Shown is a diagram depicting classical components of a cell membrane that is depleted in either of the metabolome profiles of the two symptomatic BV types.
The usefulness of metabolic studies has resided more on setting firm associations between metabolites and symptoms of BV (Amsel criteria)rather than classifying subgroups of BV. In the figure below such associations are presented as ascertained by Srinivasan et al. 47) using penalized linear regression models.
(Yeoman et al. 2013)48) found the symptoms ‘itching’ and ‘vaginal pain’ to be linked (Spearman’s R=0.64) to each other, as well as to diethylene glycol (Spearman’s R.0.6) and several distinct metabolites.

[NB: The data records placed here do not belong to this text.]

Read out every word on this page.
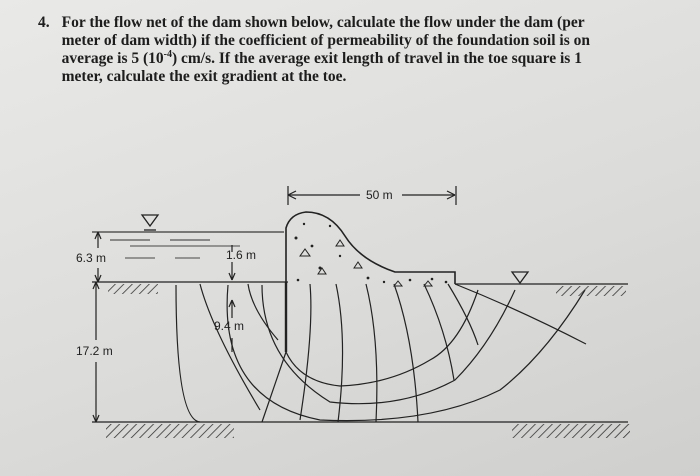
4. For the flow net of the dam shown below, calculate the flow under the dam (per

meter of dam width) if the coefficient of permeability of the foundation soil is on

average is 5 $(10^{-4})$ cm/s. If the average exit length of travel in the toe square is 1

meter, calculate the exit gradient at the toe.

50 m
6.3 m	1.6 m
9.4 m
17.2 m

Association of metabolites with Amsel clinical criteria. Shown is a model depicting metabolites associated with individual clinical criteria used in BV diagnosis . Stars denote metabolites that were positively or negatively associated with BV status. BV status is indicated on the x axis of box plots. The y axis of box plots represents scaled concentrations of metabolites. The lines in box plots represent the mean, and whiskers denote 95% confidence intervals.
The microenvironment definition above sets the parameters in correcting the dysbiosis present in BV.

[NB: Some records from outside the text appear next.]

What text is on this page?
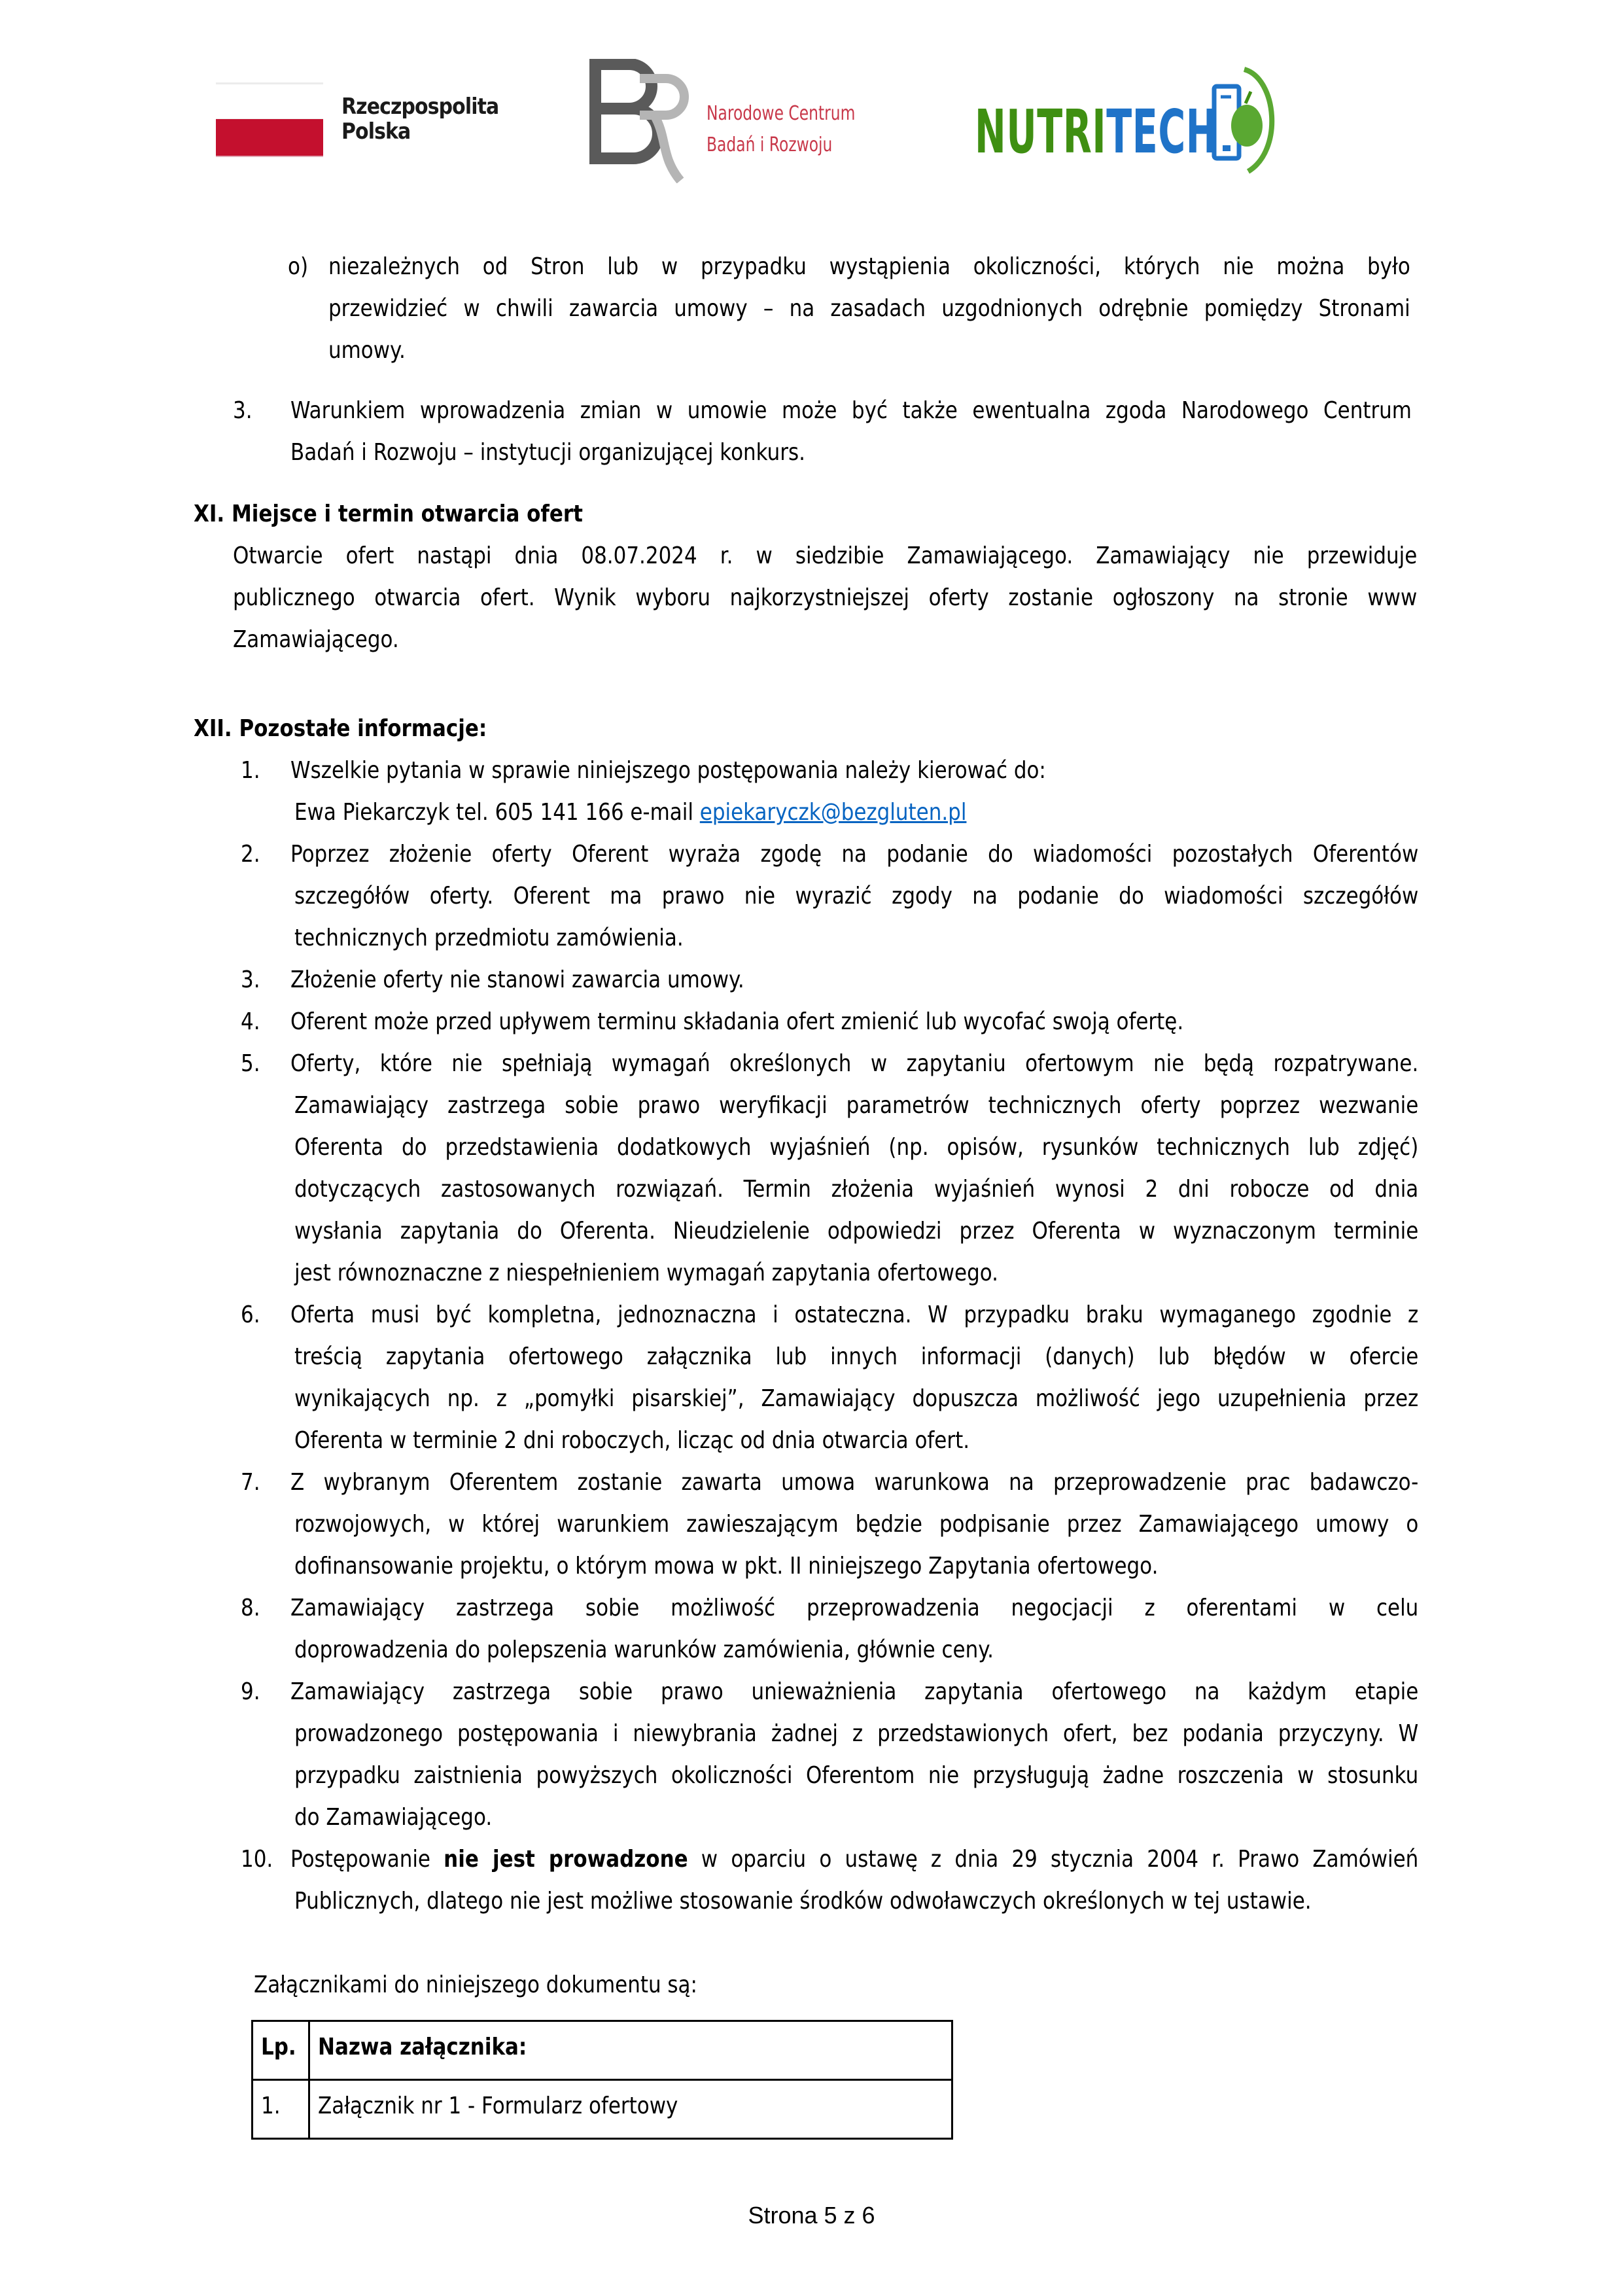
Rzeczpospolita
Polska
Narodowe Centrum
Badań i Rozwoju	NUTRITECH
o) niezależnych od Stron lub w przypadku wystąpienia okoliczności, których nie można było
przewidzieć w chwili zawarcia umowy – na zasadach uzgodnionych odrębnie pomiędzy Stronami
umowy.
3. Warunkiem wprowadzenia zmian w umowie może być także ewentualna zgoda Narodowego Centrum
Badań i Rozwoju – instytucji organizującej konkurs.
XI. Miejsce i termin otwarcia ofert
Otwarcie ofert nastąpi dnia 08.07.2024 r. w siedzibie Zamawiającego. Zamawiający nie przewiduje
publicznego otwarcia ofert. Wynik wyboru najkorzystniejszej oferty zostanie ogłoszony na stronie www
Zamawiającego.
XII. Pozostałe informacje:
1. Wszelkie pytania w sprawie niniejszego postępowania należy kierować do:
Ewa Piekarczyk tel. 605 141 166 e-mail epiekaryczk@bezgluten.pl
2. Poprzez złożenie oferty Oferent wyraża zgodę na podanie do wiadomości pozostałych Oferentów
szczegółów oferty. Oferent ma prawo nie wyrazić zgody na podanie do wiadomości szczegółów
technicznych przedmiotu zamówienia.
3. Złożenie oferty nie stanowi zawarcia umowy.
4. Oferent może przed upływem terminu składania ofert zmienić lub wycofać swoją ofertę.
5. Oferty, które nie spełniają wymagań określonych w zapytaniu ofertowym nie będą rozpatrywane.
Zamawiający zastrzega sobie prawo weryfikacji parametrów technicznych oferty poprzez wezwanie
Oferenta do przedstawienia dodatkowych wyjaśnień (np. opisów, rysunków technicznych lub zdjęć)
dotyczących zastosowanych rozwiązań. Termin złożenia wyjaśnień wynosi 2 dni robocze od dnia
wysłania zapytania do Oferenta. Nieudzielenie odpowiedzi przez Oferenta w wyznaczonym terminie
jest równoznaczne z niespełnieniem wymagań zapytania ofertowego.
6. Oferta musi być kompletna, jednoznaczna i ostateczna. W przypadku braku wymaganego zgodnie z
treścią zapytania ofertowego załącznika lub innych informacji (danych) lub błędów w ofercie
wynikających np. z „pomyłki pisarskiej”, Zamawiający dopuszcza możliwość jego uzupełnienia przez
Oferenta w terminie 2 dni roboczych, licząc od dnia otwarcia ofert.
7. Z wybranym Oferentem zostanie zawarta umowa warunkowa na przeprowadzenie prac badawczo-
rozwojowych, w której warunkiem zawieszającym będzie podpisanie przez Zamawiającego umowy o
dofinansowanie projektu, o którym mowa w pkt. II niniejszego Zapytania ofertowego.
8. Zamawiający zastrzega sobie możliwość przeprowadzenia negocjacji z oferentami w celu
doprowadzenia do polepszenia warunków zamówienia, głównie ceny.
9. Zamawiający zastrzega sobie prawo unieważnienia zapytania ofertowego na każdym etapie
prowadzonego postępowania i niewybrania żadnej z przedstawionych ofert, bez podania przyczyny. W
przypadku zaistnienia powyższych okoliczności Oferentom nie przysługują żadne roszczenia w stosunku
do Zamawiającego.
10. Postępowanie nie jest prowadzone w oparciu o ustawę z dnia 29 stycznia 2004 r. Prawo Zamówień
Publicznych, dlatego nie jest możliwe stosowanie środków odwoławczych określonych w tej ustawie.
Załącznikami do niniejszego dokumentu są:
Lp.	Nazwa załącznika:

1.	Załącznik nr 1 - Formularz ofertowy
Strona 5 z 6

The challenge in the vaginal microenvironment is the acidic pH which is to be kept around 4 or preferably more towards 3.5 49). Paradoxically elevating pH will not help correct the overgrowth of anaerobes. As seen by (Holmes et al. 1983)50) one pH unit variance changes disproportionately Eh towards reducing conditions in the vagina (Vide Control Redox). Therefore the redox buffering aspect is determinant and restitution of oxidative redox potential is imperative.
However Gynactil's pH is 4 and the acid/base buffering capacity will maintain stable such environment due to the alkali absorbing properties of the system. The redox couple has a +183 mV potential.

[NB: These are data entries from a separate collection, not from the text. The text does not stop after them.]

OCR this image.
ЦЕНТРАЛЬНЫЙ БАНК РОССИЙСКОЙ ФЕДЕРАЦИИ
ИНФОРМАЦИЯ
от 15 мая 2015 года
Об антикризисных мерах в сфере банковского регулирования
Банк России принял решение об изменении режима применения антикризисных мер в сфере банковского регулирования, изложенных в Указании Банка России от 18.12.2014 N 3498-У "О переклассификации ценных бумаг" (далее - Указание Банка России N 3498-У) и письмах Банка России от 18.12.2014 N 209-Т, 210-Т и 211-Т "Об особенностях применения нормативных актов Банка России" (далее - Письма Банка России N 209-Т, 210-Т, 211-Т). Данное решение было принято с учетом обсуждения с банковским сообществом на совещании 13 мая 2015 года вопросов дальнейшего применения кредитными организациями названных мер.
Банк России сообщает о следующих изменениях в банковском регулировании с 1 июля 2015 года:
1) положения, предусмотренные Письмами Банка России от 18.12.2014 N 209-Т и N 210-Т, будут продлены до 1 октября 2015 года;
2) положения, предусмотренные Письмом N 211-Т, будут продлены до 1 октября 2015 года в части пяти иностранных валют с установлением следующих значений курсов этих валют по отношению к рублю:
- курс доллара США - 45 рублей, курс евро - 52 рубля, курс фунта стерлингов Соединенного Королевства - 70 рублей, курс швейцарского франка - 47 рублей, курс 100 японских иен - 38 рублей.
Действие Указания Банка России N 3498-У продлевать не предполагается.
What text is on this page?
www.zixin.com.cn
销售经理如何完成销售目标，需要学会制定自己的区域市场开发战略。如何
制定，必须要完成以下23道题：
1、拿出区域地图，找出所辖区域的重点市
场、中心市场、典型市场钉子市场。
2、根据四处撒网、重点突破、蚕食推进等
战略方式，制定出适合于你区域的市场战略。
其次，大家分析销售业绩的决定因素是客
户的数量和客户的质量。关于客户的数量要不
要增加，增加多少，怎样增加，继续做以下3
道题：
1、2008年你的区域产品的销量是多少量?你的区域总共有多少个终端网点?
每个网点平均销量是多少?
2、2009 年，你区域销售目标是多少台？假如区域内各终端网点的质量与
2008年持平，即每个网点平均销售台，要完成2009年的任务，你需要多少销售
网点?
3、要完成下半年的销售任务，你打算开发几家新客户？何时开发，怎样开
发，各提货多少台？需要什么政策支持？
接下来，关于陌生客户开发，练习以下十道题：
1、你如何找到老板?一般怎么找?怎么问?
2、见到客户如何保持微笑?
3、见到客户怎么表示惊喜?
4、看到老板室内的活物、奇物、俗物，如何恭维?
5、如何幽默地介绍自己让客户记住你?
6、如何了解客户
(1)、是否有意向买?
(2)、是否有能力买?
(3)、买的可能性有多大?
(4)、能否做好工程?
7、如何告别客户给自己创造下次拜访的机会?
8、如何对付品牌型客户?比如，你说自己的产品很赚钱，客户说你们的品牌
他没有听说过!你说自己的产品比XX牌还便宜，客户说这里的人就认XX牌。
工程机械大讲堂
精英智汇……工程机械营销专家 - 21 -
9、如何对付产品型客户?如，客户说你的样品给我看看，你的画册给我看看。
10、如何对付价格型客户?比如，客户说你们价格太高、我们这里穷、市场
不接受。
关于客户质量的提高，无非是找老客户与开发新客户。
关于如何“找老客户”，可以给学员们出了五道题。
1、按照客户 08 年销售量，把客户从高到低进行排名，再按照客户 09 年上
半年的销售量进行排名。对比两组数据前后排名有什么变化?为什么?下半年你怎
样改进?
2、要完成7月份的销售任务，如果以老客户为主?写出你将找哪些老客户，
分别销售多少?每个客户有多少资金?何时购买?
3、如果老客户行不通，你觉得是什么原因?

This formulation has proven to be highly effective in controlling BV. It restitutes libido depressed in patients affected by BV, Also it has shown to regularize menstruation eliminating discomfort associated with it and dysmenorrhea.
Due to stability regarding vulvar/vaginal status in women using Gynactil regularly and due to women carrying a disproportionately higher burden of sexually transmitted diseases it should be interesting in conducting studies in the prevention of cervical cancer51) and HIV contagion52) with this new microenvironment control strategy.